Le rugby multiplie en effet les phases de jeu où la balle disparaît du champ de vision du téléspectateur : mêlées, mauls, rucks et contre-rucks, phases de ballon porté – autant d’actions où le but est de soustraire la balle à la surveillance de l’adversaire pour avancer vers l’en-but. En découle une dialectique de l’apparition et de la disparition qui participe beaucoup au caractère ludique du rugby retransmis à la télé, dont la dramaturgie naturelle repose sur un suspense permanent. La mise en scène télévisée maximise l’effet produit par la réapparition, souvent inattendue, de la balle, notamment lors des chandelles : si le spectateur, depuis le stade, peut suivre du regard le mouvement de la balle, lancée en cloche par-dessus les lignes adverses, la délimitation verticale du cadre implique que le ballon disparaisse véritablement de l’image pendant quelques instants.
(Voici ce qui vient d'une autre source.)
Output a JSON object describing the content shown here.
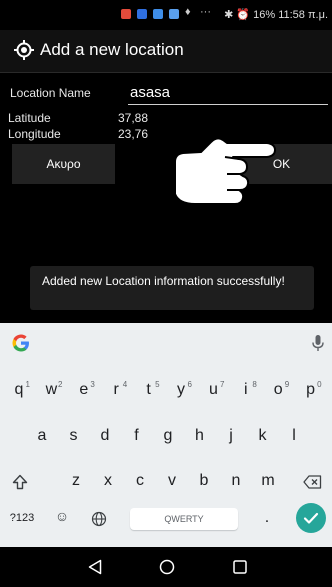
{
  "status_bar": {
    "text": "✱ ⏰ 16% 11:58 π.μ.",
    "more": "···",
    "icon_colors": [
      "#e34b3b",
      "#2f6fe0",
      "#3f8ee8",
      "#5aa0ee"
    ]
  },
  "app_bar": {
    "title": "Add a new location",
    "icon": "location-target-icon"
  },
  "form": {
    "name_label": "Location Name",
    "name_value": "asasa",
    "latitude_label": "Latitude",
    "latitude_value": "37,88",
    "longitude_label": "Longitude",
    "longitude_value": "23,76",
    "cancel_label": "Ακυρο",
    "ok_label": "OK"
  },
  "toast": {
    "message": "Added new Location information successfully!"
  },
  "keyboard": {
    "row1": [
      {
        "k": "q",
        "h": "1"
      },
      {
        "k": "w",
        "h": "2"
      },
      {
        "k": "e",
        "h": "3"
      },
      {
        "k": "r",
        "h": "4"
      },
      {
        "k": "t",
        "h": "5"
      },
      {
        "k": "y",
        "h": "6"
      },
      {
        "k": "u",
        "h": "7"
      },
      {
        "k": "i",
        "h": "8"
      },
      {
        "k": "o",
        "h": "9"
      },
      {
        "k": "p",
        "h": "0"
      }
    ],
    "row2": [
      "a",
      "s",
      "d",
      "f",
      "g",
      "h",
      "j",
      "k",
      "l"
    ],
    "row3": [
      "z",
      "x",
      "c",
      "v",
      "b",
      "n",
      "m"
    ],
    "symbols_label": "?123",
    "space_label": "QWERTY",
    "period": "."
  },
  "colors": {
    "accent": "#26a69a",
    "keyboard_bg": "#eceff1",
    "app_bg": "#000000"
  }
}
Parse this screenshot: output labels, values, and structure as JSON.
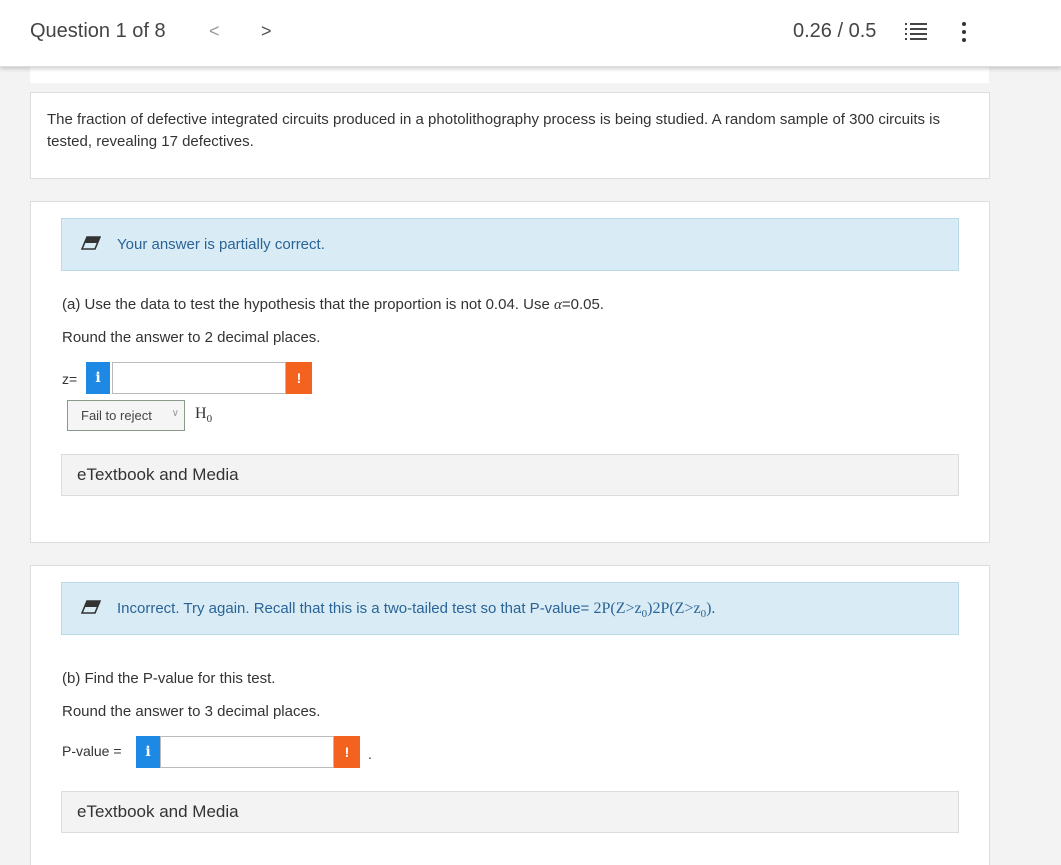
{
  "header": {
    "question_counter": "Question 1 of 8",
    "prev_glyph": "<",
    "next_glyph": ">",
    "score": "0.26 / 0.5"
  },
  "problem": {
    "statement": "The fraction of defective integrated circuits produced in a photolithography process is being studied. A random sample of 300 circuits is tested, revealing 17 defectives."
  },
  "part_a": {
    "feedback": "Your answer is partially correct.",
    "question_label": "(a)",
    "question_text_before": " Use the data to test the hypothesis that the proportion is not 0.04. Use ",
    "alpha_symbol": "α",
    "question_text_after": "=0.05.",
    "rounding": "Round the answer to 2 decimal places.",
    "z_label": "z=",
    "z_value": "",
    "decision_selected": "Fail to reject",
    "hypothesis_symbol": "H",
    "hypothesis_sub": "0",
    "etextbook": "eTextbook and Media"
  },
  "part_b": {
    "feedback_text": "Incorrect. Try again. Recall that this is a two-tailed test so that P-value= ",
    "feedback_math_a": "2P(Z>z",
    "feedback_math_sub": "0",
    "feedback_math_b": ")2P(Z>z",
    "feedback_math_sub2": "0",
    "feedback_math_c": ").",
    "question_label": "(b)",
    "question_text": " Find the P-value for this test.",
    "rounding": "Round the answer to 3 decimal places.",
    "pvalue_label": "P-value =",
    "pvalue_value": "",
    "trailing_period": ".",
    "etextbook": "eTextbook and Media"
  },
  "icons": {
    "info": "i",
    "warning": "!"
  },
  "colors": {
    "info_blue": "#1e88e5",
    "warning_orange": "#f4621f",
    "feedback_bg": "#d9ecf5",
    "feedback_text": "#2a6496"
  }
}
Comme dans un film à suspense, le téléspectateur se trouve littéralement suspendu au mouvement du ballon, au sein d’un présent dilaté « pris entre deux possibilités contraires d’un futur imminent ». Plus qu’un outil dramatisant en direct le déroulement d’une action, la captation télévisée remplit aussi une fonction épistémique : partie intégrante de l’économie des matchs, la variation des angles de caméra et le ralenti constituent souvent la seule manière de déterminer la nature d’une phase de jeu (par exemple, si le ballon a bien été écrasé derrière l’en-but, à l’issue d’un essai porté par plusieurs joueurs en même temps, lors d’un ruck). Avec presque vingt ans d’avance sur le football, le rugby a été l’un des premiers sports (avec le football américain) à intégrer des dispositifs de surveillance vidéo pour analyser les phases de match et aider les arbitres dans leurs prises de décision. Ces moments d’arrêts de jeu, particulièrement solennels, mettent arbitre et spectateur sur un pied d’égalité pour évaluer la nature d’une faute commise lors d’une action, de sorte que les matchs se transforment momentanément en tribunaux sportifs. C’est que, comme le rappelle Michel Serres, le rugby est aussi un « apprentissage du droit » où l’exercice d’une violence extrême s’arrête « dès que l’arbitre se manifeste ». En faisant désormais reposer le jugement sur un enregistrement télévisé accessible à tous (la captation est aujourd’hui projetée en direct à l’intérieur du stade sur des écrans géants), le rugby a intégré l’influence de la télévision au point de se transformer en une école du regard.